GUEST BLOG BY ANYA HARDEN, PHILANTHROPY INTERN
As a child, my family made an annual pilgrimage from southern Mississippi to Huntsville, Alabama to attend camp meetings on the campus of Oakwood University, the institution that I now attend. During stretches of time in which the meeting failed to keep my siblings and I occupied, my parents took it upon themselves to explore the city with us and find places that would soon become long-awaited destinations in themselves. One of those places was the U.S Space and Rocket Center. As the children of nerds, we were enthralled with the different exhibits, displays, and activities centered around history and science found at the center. Every year we would trip over each other trying to see the new theme of the main exhibit or attempting to be first in line to ride Space Shot (now titled Moon Shot).
That is until the COVID-19 pandemic halted our travels and forced our adventure-hungry family inside for months. That year also hit USSRC particularly hard as the lack of foot traffic left it in jeopardy of closure. It was forced to lay off 90% of their full-time employees and temporarily shut down their Space Camp program, which was responsible for developing a love for science in the almost 1 million young campers like myself. It was at this point that USSRC had to turn to the generosity of its community and patrons to survive.
“The coronavirus pandemic has created a dire situation at our beloved Space & Rocket Center,” said John Nerger, chairman of the Alabama Space Science Exhibit Commission, according to Alabama.com. “And we are now struggling for our very survival.”

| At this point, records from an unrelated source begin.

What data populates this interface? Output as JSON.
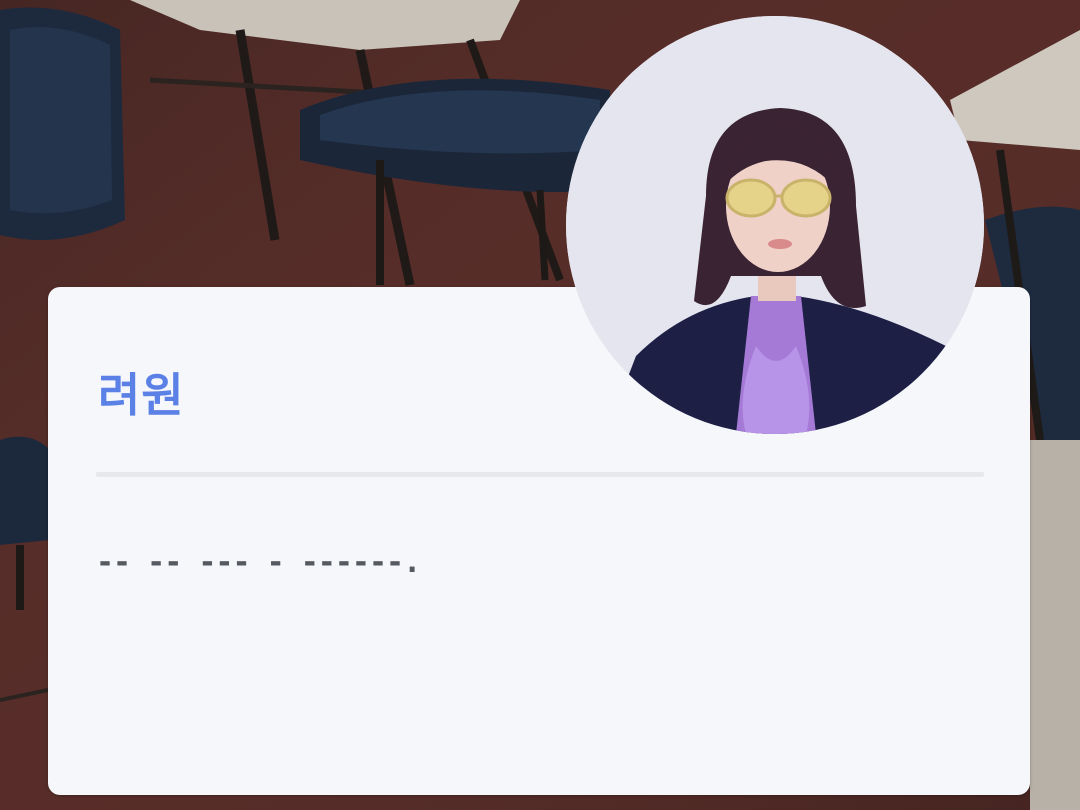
{
  "profile": {
    "name": "려원",
    "message": "-- -- --- - ------."
  },
  "avatar": {
    "icon": "profile-photo"
  },
  "colors": {
    "name": "#5b80e6",
    "card": "#f5f7fa",
    "message": "#555a60"
  }
}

Aided by a public relations firm local to the Tennessee Valley area, USSRC took to social media and called on everyone who had ever enjoyed Space Camp, with a goal of raising $1.5 million. Remarkably, it was able to garner and exceed the amount of money requested within seven days of their initial appeal. Today the U.S. Space & Rocket Center is up and running along with the Space Camp, continuing to foster a love of STEM in kids, including my now rocket-obsessed little brother who just joined the Engineering Academy at his high school.
This story not only highlights the important role of generosity, but also the capacity and care that Huntsville-area citizens have in their hearts for their local organizations. There are many of worthy nonprofits in need of our support that do not have access to PR firms or heavily-trafficked social media presences. In my short tenure as a Philanthropy Intern at the Community Foundation of Greater Huntsville, I have seen how this organization strives to match the generosity of donors with nonprofits serving in areas that they passionately care about. By tapping into the love Huntsvillians have for their region and sharing just how beautiful (and simple) giving can be, we can create a Greater Huntsville community all of children can reach for the stars… or beyond.